Flaggers stood watch April 4 as trucks hauled their first loads of dirt from an excavation site at PeaceHealth St. Joseph Medical Center. The work will continue through the end of the week.
The Birchwood Park pump track is a collaboration between the City of Bellingham and Whatcom Mountain Bike Coalition (WMBC), and is set to be completed later this spring, Bellingham Parks and Recreation Director Nicole Oliver said.
For residents like Kelly Morgan, former president of the Birchwood Neighborhood Association, that completion date has been long-anticipated.
WMBC initially met with the neighborhood association in 2017 in response to a growing desire for a pump track. Morgan recalls many students in the neighborhood were involved in afterschool mountain bike programs, but without a pump track in the area, families had to drive to the one at Whatcom Falls Park.
At the same time, Morgan and other neighbors noticed Birchwood Park was getting less and less use.
“We thought [a pump track] would bring a positive energy to the park and have more of our neighbors using the park in a healthy way,” she said.
Birchwood is a diverse neighborhood both culturally and socio-economically, Morgan said. Because riding a pump track doesn’t require an expensive bike, she sees this new addition to the neighborhood as a low-barrier way to connect with others outside.
“We’re hoping that this is an accessible pastime to get kids moving and connecting and in our diverse neighborhood, and be an activity for students that might not have a lot of access to other options outside,” Morgan said.
What began as a neighborhood conversation transformed into a nearly $55,000 WMBC fundraising campaign, and a formal partnership between WMBC and the city. In March 2019, Bellingham City Council approved the pump track.
Through the partnership, the city has applied for and obtained permits, while WMBC has provided funding and spearheaded design and layout. WMBC has also facilitated partnerships and received pro-bono services from Ram Construction, Freeland & Associates, Inc., and Associated Earth Sciences, Inc. for dirt hauling, stormwater design and soil testing, respectively.
“It’s a pretty specialized skill set to build a pump track, so we’re lucky to have the WMBC as these willing partners in our community,” Oliver said.
The pump track will be accessible to the Cornwall, Columbia and Birchwood neighborhoods via local trails.
“The cool thing about it is it’s tucked in there with the neighborhood around that Bay to Baker Trail, so from the standpoint of parents, their kids can get to it really easily. Mom and dad don’t necessarily need to drive them to it,” said Eric Brown, executive director of WMBC.
Brown said the WMBC crew will begin building the pump track as soon as the weather improves and the final permit is approved. Construction will take about two weeks and will involve an iterative process of building and riding the track to make necessary changes as they go.
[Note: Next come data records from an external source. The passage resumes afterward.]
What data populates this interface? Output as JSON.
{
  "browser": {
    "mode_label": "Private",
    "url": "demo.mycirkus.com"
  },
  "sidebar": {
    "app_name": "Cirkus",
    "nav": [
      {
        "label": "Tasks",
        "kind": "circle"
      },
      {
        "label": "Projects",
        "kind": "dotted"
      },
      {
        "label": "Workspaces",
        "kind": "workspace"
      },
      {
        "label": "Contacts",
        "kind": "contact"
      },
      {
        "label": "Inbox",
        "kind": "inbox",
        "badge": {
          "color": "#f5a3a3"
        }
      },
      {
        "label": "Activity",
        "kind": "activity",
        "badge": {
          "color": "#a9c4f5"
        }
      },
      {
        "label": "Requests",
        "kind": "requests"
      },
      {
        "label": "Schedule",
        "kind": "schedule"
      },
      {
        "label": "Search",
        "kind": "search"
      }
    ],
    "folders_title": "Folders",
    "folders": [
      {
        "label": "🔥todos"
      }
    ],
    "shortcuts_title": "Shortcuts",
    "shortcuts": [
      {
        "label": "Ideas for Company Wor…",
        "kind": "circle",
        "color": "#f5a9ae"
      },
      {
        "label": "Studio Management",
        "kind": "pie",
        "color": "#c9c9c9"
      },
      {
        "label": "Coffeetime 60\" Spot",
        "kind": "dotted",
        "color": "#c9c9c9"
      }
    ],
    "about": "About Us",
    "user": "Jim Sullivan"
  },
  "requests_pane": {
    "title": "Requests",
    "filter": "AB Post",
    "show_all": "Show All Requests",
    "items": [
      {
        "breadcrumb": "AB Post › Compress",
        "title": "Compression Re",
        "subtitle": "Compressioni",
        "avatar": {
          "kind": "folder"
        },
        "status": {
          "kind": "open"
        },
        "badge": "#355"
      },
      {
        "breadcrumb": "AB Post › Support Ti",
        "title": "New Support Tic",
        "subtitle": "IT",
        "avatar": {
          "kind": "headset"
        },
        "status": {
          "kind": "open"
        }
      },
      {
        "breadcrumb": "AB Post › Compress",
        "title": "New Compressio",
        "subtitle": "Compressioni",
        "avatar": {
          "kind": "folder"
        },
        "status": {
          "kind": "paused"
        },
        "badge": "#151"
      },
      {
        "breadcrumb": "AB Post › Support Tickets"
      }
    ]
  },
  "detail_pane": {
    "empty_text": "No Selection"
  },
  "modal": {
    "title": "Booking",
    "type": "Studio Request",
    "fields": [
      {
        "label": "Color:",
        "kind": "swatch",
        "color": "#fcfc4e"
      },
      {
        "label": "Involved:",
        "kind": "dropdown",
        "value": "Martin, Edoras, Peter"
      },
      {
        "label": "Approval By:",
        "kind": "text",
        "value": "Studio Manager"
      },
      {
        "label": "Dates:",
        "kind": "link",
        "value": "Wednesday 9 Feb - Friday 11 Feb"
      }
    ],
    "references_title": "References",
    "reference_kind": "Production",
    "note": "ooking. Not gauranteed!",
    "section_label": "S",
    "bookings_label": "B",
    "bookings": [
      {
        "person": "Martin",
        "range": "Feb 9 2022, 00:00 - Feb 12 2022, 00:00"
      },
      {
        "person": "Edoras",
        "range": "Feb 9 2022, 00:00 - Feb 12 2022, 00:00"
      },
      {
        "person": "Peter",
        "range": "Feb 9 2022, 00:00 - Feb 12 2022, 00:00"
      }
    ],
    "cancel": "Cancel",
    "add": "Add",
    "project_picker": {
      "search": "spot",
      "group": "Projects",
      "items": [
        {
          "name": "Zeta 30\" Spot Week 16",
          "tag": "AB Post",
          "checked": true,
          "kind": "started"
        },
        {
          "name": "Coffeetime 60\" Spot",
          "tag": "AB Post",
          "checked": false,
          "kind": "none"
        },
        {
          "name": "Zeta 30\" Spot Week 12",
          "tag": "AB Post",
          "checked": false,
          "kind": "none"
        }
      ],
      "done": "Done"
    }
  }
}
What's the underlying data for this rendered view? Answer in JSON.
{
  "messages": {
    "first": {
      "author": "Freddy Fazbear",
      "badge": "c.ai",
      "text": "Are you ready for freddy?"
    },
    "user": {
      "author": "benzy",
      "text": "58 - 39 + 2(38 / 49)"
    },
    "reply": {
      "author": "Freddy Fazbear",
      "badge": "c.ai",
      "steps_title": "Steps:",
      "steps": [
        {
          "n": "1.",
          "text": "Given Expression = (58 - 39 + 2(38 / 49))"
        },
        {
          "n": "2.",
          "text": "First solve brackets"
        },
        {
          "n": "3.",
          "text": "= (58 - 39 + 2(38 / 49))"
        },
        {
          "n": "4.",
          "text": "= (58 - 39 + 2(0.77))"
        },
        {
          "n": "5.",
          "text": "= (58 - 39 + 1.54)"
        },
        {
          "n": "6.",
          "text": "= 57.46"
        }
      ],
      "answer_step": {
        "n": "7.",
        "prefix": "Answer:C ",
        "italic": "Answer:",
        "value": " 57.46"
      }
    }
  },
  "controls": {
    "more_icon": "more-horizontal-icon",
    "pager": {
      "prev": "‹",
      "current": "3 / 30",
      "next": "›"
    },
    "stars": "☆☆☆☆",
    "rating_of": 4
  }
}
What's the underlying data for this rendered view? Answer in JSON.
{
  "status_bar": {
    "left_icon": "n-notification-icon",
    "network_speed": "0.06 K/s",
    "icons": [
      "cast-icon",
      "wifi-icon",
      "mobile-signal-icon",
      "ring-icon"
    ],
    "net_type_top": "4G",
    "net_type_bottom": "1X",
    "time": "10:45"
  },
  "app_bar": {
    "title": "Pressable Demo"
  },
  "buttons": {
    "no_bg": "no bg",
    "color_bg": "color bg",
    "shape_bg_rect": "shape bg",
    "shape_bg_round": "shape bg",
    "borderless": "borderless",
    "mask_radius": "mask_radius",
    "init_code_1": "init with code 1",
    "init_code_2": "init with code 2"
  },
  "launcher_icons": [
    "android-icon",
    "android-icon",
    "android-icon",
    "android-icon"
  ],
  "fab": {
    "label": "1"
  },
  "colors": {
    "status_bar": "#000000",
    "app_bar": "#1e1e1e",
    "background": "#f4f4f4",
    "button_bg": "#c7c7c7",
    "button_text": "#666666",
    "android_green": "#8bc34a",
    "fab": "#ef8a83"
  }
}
“You build it, you lay it out, you start creating your pumps and your bumps and your berms and stuff, and then you go, ‘Wait, this doesn’t quite ride like we were hoping to ride,’” Brown said. “So then you make adjustments.”
Once construction concludes, WMBC and the city will take a week or two to clean up and add fencing and a kiosk before opening the pump track to the public. WMBC will continue to maintain the track as community members begin riding it.
Every pump track is unique — at Birchwood, Brown said, riders can look forward to new opportunities to catch some air. The pump track also offers a new opportunity for members of surrounding neighborhoods to come together.
“When people across cultures dance together, ride bikes together, eat together, they know each other in a more real way. And there might be real relationships developing between families with that pump track there,” Morgan said.